Rob Volansky , 2025-05-15 09:30:00
Careful examination of clinical trial data and a better understanding of risk factors can help rheumatologists determine if a patient is truly at risk for an adverse event, according to a presenter at the Biologic Therapies Summit.
“There are no solutions in rheumatology,” Michael Putman, MD, MSci, of the Medical College of Wisconsin, told attendees. “When it comes to safety, there are really only trade-offs.”
Although the drug development process of phase 1, 2 and 3 trials can be useful for sorting out broad patterns of safety signals and adverse events, phase 4 post-marketing studies conducted years after the approval of a medication can yield “small but real” signals that are not so easily described, according to Putman.
“These are the signals that plague us,” he said.
One instance pertains to the black box warning for lymphoma in patients treated with TNF inhibitors. Although some of the pre-approval studies demonstrated significant risk, others did not.
“Is this a signal or is this noise?” Putman said. “It is kind of hard to adjudicate that.”
Prospective, observational and meta-analysis data taken as a whole ultimately demonstrate hazard ratios for lymphoma associated with TNF inhibition ranging between 1 and 1.1, according to Putman.
“It is not the kind of data that would make me tell my patient, ‘It is better to be stiff than to take a TNF inhibitor,” he said.
Putman encouraged deep investigation into the data to determine where the risks lie. Although patients with risk factors such as older age or smoking history may, in fact, be at risk for lymphoma after treatment with TNF inhibition, younger nonsmokers may not.
However, Putman added that many clinicians do not have the time to drill down into these findings.
“Trying to get rid of irregular safety signals is incredibly complicated,” he said.
A similar phenomenon has been seen with Janus kinase inhibitors and their black box warnings for major adverse cardiovascular events and malignancy, according to Putman.
“We over-generalize safety signals,” he said. “There is probably a group of people for whom JAK inhibitors are safe. We have to have nuanced conversations about safety signals.”
The final example Putman offered pertained to the risk for blindness and retinopathy in patients treated with hydroxychloroquine. Data have shown that reduced dosing can minimize this risk, he said.

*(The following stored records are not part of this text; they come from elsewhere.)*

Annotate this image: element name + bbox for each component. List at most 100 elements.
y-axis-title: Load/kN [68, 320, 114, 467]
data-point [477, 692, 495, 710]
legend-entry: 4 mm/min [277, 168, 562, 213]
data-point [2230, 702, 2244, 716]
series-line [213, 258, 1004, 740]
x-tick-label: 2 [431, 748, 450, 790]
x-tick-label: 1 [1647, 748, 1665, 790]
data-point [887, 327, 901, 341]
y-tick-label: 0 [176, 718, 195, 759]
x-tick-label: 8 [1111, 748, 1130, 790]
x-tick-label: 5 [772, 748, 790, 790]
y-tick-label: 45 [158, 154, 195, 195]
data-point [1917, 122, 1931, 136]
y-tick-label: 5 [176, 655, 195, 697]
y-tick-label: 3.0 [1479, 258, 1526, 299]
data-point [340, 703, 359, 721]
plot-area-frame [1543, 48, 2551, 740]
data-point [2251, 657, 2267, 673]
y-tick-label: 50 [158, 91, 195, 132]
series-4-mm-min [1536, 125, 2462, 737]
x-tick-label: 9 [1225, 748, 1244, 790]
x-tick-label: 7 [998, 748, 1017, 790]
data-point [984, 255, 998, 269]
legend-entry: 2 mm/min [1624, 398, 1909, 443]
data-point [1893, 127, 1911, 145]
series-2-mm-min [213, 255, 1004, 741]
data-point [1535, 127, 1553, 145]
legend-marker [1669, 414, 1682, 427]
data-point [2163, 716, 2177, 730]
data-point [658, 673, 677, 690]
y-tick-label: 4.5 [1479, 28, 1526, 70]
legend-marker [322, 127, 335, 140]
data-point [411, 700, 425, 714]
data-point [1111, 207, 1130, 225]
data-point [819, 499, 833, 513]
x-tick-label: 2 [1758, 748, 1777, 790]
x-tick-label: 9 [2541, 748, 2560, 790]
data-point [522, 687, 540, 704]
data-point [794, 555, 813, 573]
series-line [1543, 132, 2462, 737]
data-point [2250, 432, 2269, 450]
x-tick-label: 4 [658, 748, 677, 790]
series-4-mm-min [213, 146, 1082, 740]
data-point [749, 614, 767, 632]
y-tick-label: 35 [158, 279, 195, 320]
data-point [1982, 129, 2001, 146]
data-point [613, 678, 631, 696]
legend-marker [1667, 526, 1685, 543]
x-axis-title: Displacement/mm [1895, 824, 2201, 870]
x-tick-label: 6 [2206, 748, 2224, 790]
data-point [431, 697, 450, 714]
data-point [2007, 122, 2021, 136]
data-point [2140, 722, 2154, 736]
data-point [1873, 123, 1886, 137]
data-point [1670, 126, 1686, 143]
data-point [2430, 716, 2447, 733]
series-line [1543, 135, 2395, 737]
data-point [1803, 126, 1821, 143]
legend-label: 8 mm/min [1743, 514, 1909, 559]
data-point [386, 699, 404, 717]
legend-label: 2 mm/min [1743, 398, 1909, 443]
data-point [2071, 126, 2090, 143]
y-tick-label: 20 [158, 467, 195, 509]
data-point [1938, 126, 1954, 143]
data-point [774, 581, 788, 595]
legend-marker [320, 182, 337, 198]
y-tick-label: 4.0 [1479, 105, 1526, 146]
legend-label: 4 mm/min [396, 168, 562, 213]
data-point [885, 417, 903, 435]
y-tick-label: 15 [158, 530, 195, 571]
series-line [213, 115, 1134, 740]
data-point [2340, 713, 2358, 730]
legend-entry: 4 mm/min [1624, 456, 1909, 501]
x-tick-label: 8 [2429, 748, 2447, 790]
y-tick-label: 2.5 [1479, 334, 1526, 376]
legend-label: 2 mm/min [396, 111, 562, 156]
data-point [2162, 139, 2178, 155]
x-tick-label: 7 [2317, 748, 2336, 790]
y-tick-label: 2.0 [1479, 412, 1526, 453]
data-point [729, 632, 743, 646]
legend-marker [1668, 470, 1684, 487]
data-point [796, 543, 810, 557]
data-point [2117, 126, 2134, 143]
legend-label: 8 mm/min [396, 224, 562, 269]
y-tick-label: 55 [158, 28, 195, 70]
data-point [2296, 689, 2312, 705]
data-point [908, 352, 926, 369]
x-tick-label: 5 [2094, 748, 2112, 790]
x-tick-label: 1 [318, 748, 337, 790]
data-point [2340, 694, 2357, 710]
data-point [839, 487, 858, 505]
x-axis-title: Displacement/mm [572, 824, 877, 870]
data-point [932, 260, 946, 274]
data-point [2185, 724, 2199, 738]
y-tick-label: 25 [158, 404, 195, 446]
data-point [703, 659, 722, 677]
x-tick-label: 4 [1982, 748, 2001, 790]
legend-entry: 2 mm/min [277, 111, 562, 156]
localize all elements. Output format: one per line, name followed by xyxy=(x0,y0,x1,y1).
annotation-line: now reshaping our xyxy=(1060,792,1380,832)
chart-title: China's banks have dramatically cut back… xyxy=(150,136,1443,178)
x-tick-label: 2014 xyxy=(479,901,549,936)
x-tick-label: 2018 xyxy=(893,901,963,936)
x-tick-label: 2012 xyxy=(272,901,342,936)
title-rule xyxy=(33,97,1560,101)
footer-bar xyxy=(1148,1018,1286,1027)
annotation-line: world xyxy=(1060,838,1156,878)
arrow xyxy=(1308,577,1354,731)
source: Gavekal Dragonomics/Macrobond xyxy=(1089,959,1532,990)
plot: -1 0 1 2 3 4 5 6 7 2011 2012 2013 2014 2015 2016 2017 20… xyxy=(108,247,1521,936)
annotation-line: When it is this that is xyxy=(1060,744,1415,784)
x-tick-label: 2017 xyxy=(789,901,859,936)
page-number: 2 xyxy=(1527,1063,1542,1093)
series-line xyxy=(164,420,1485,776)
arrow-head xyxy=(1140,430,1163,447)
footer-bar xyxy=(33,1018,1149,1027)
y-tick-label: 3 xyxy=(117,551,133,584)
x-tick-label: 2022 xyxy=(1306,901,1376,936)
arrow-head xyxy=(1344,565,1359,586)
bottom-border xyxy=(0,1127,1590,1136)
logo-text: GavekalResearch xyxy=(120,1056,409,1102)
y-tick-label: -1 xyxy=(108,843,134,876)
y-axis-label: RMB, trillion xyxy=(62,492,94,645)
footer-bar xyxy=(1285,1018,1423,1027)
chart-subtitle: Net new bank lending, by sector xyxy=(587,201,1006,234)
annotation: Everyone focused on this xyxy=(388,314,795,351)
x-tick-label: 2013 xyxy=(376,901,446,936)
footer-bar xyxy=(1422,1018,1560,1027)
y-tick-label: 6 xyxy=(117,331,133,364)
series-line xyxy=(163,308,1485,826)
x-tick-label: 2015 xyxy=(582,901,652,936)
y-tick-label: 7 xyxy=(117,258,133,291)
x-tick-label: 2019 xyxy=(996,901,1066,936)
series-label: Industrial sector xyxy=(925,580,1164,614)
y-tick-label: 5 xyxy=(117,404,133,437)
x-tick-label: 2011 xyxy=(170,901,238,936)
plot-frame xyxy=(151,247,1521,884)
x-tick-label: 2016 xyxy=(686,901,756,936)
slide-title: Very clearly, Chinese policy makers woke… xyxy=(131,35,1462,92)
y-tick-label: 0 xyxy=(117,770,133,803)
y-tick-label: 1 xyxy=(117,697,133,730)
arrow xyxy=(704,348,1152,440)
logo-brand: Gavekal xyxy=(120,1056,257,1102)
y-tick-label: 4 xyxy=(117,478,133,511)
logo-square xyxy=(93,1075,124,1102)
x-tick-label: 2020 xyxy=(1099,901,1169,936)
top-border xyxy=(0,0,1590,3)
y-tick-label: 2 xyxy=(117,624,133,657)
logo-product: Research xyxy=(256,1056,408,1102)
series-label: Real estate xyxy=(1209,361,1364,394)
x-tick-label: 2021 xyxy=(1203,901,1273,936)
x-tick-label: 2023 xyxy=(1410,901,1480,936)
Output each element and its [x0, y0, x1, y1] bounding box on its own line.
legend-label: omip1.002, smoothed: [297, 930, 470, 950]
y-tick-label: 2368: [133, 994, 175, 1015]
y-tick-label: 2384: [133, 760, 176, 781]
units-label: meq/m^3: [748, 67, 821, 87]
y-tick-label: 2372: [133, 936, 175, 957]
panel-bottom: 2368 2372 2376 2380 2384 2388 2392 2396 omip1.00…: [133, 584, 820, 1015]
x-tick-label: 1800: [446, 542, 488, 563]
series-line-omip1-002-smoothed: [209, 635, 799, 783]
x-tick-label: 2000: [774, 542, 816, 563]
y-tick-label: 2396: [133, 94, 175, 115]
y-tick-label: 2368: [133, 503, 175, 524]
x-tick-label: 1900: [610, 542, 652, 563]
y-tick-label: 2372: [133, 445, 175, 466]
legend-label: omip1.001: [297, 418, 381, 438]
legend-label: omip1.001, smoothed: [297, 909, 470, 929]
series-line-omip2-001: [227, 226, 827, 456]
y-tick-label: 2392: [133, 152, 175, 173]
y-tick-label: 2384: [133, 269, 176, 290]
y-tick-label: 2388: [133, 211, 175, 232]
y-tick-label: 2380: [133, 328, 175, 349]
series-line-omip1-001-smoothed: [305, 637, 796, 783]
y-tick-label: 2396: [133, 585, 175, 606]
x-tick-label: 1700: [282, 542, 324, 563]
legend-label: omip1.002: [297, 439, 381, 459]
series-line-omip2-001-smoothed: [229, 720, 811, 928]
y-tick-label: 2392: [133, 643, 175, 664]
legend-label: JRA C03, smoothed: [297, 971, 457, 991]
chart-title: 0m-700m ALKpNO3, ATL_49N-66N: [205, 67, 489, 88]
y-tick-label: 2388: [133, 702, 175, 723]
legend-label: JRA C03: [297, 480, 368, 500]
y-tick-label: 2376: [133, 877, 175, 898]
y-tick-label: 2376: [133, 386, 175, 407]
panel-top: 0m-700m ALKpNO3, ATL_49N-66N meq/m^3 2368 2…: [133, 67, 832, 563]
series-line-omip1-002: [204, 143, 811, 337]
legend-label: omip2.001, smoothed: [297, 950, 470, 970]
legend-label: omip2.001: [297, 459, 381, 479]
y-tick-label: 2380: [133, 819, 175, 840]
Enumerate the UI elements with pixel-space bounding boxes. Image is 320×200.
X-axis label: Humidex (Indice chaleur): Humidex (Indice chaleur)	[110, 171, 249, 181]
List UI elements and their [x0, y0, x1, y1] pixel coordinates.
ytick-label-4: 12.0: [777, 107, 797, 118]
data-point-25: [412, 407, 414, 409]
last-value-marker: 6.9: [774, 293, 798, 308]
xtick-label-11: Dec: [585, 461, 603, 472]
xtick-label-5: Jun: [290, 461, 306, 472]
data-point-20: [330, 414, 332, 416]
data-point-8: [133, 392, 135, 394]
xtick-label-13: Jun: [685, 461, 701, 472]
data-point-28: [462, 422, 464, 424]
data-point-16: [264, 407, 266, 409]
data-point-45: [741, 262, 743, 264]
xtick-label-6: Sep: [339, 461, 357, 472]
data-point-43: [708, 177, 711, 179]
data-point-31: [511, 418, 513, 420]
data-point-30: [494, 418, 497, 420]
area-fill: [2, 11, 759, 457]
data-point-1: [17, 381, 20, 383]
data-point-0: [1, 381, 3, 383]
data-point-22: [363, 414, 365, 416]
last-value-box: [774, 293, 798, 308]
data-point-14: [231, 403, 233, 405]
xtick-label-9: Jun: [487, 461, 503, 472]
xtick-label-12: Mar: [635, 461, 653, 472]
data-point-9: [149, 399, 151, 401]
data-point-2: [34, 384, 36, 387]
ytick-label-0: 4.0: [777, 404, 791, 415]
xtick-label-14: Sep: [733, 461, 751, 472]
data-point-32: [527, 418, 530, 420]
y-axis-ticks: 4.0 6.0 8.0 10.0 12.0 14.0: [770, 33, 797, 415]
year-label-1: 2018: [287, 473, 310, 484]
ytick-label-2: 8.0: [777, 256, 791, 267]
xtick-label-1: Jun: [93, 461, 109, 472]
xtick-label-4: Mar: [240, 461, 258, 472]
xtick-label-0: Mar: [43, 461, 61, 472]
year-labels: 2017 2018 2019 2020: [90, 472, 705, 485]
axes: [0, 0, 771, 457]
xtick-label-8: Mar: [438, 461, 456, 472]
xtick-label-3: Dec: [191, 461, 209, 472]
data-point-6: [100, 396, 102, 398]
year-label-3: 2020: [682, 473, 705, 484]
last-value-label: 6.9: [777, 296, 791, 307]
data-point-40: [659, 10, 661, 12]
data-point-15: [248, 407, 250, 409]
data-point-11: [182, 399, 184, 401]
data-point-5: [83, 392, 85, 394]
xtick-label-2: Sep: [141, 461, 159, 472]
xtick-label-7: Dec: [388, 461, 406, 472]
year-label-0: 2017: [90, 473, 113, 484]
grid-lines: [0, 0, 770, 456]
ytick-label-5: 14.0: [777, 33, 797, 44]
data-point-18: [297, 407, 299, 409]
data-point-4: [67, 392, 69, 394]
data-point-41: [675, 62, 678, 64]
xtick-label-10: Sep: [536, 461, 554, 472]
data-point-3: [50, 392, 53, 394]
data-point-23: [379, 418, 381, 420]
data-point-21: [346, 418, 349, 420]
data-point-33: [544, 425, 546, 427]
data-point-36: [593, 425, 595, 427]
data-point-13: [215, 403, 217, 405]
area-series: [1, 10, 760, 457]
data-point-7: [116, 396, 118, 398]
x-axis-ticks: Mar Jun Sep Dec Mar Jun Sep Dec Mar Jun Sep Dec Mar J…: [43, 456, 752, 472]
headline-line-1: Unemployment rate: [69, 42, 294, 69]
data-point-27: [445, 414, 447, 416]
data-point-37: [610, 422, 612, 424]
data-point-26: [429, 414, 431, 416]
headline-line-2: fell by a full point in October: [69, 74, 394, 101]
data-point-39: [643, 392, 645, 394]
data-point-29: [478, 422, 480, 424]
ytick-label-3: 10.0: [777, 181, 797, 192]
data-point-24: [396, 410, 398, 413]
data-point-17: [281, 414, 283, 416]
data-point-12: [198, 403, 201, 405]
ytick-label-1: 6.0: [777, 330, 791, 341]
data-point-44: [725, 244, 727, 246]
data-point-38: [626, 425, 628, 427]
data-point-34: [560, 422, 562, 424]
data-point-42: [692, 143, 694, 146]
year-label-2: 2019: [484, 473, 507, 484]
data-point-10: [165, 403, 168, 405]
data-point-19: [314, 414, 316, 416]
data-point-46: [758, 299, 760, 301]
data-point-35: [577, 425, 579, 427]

“If you start cutting down everyone’s hydroxychloroquine and tell people they will go blind with this drug, there will be consequences,” Putman said.
Those consequences may include hospitalizations, organ damage and flares, he added.
Although Putman acknowledged that a subset of patients may experience vision-related events with hydroxychloroquine, he stated it does not mean that this drug should be removed from the armamentarium.
“This is a problem we can solve with screening,” he said.
However, this type of solution is not always employed.
“Often, when we have a safety signal, we over-generalize it,” Putman said. “Then we solve it by over-reacting. On balance, this may not be great for patient care.”
To this point, Putman offered a broader point for attendees to consider.
“We need to take a holistic view of safety,” he said. “We need to counsel patients about tradeoffs.”